In eCommerce companies the analysis is usually done on a customer basis: the revenue generated by one customer over its lifetime must be higher than the costs incurred to acquire the customer and to deliver the product or service to that customer. This is usually called Customer Lifetime Value or CLV and it is a measure of the gross profit you expect to generate from each customer.

This is so because looking at monthly numbers in the early days could lead you to the wrong conclusion since in order to build your customer base you need to invest money acquiring customers. That investment will likely be significantly higher than revenues at the beginning. However, if you expect to generate more revenue in the future from that same customer, you need to take that into account while evaluating how much you can invest to acquire a new customer. In many eCommerce businesses it is alright to have acquisition costs higher than the average revenue made from a customer on its first sale because they will recover the investment when that customer comes back again to your website and purchases again.
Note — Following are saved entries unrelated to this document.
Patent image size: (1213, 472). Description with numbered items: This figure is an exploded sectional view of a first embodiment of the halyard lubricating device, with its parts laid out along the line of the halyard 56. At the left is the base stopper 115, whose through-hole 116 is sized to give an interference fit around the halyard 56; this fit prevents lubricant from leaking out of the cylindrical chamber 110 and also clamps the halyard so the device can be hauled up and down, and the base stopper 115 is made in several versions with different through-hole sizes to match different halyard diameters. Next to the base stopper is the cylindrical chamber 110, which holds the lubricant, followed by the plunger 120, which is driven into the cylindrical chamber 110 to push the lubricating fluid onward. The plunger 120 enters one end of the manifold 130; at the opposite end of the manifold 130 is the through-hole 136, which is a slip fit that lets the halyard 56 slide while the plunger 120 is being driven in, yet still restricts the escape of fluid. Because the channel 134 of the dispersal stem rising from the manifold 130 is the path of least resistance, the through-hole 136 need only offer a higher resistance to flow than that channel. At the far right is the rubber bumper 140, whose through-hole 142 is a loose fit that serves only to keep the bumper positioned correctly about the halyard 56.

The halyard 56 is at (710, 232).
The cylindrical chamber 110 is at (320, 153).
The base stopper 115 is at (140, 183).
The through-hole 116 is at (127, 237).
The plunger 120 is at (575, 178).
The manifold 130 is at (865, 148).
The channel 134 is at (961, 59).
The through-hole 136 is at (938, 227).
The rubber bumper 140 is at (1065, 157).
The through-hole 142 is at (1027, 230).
If your business is such that a customer will only buy once from you then it does not make sense to use the CLV and the profitability analysis is significantly simpler and you will be able to know if you can build a successful business almost from day one.

How to compute the revenues generated by one customer?
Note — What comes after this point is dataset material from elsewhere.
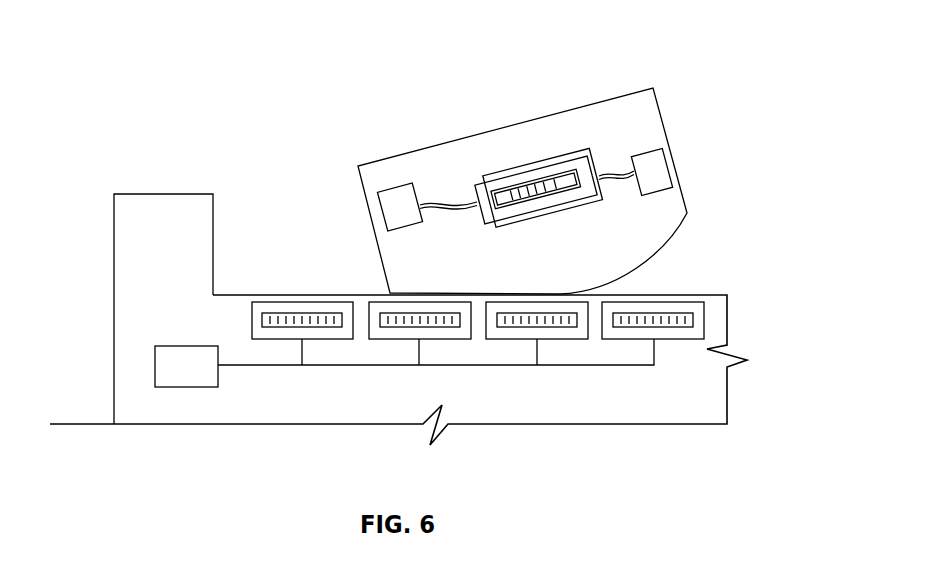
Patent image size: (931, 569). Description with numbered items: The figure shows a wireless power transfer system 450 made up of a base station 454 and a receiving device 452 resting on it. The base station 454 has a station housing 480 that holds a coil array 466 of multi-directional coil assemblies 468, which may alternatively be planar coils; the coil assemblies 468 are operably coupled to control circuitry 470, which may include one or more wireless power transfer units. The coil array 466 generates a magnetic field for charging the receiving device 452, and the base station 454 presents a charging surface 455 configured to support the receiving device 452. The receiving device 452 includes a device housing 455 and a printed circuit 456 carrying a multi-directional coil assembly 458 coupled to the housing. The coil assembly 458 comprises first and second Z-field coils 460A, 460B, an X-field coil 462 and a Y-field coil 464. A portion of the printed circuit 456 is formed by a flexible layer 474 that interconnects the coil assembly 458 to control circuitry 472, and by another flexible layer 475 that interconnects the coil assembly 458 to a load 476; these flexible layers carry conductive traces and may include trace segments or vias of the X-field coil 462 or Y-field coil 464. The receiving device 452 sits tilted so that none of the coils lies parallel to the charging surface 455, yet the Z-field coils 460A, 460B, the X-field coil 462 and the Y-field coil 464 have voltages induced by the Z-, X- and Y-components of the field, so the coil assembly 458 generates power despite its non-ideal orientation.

Let’s use for our example an eCommerce site that sells shoes.

In order to compute the revenues the average customer will generate on your site you need to calculate or estimate three variables:

  • Average Order Value: this is the average value of an order made on your website. If you are running a website you can compute this by dividing total revenue from sales by the number of orders over a given period of time.
  • Average Number of Orders: this would be a measure of how many orders you expect to get from one customer during its whole life. Since a customer will always make at least one order, this value will be 1 or higher.
  • Return rate: this would be the percentage of returns during the same period you use to compute the Average Order Value. To measure the return rate simply divide the total number of returns by the total number of orders during a given period of time.

With those three values you can compute the net revenue generated from one customer in the following way:

OV x O x (1 - RR)

O = Orders per Customer
RR = Return Rate
OV = Order Value

For example, if your Average Order Value is 60$, the Average Number of Orders is 2.4 and the Return Rate is 7%, the revenues generated by one customer would be $133.92.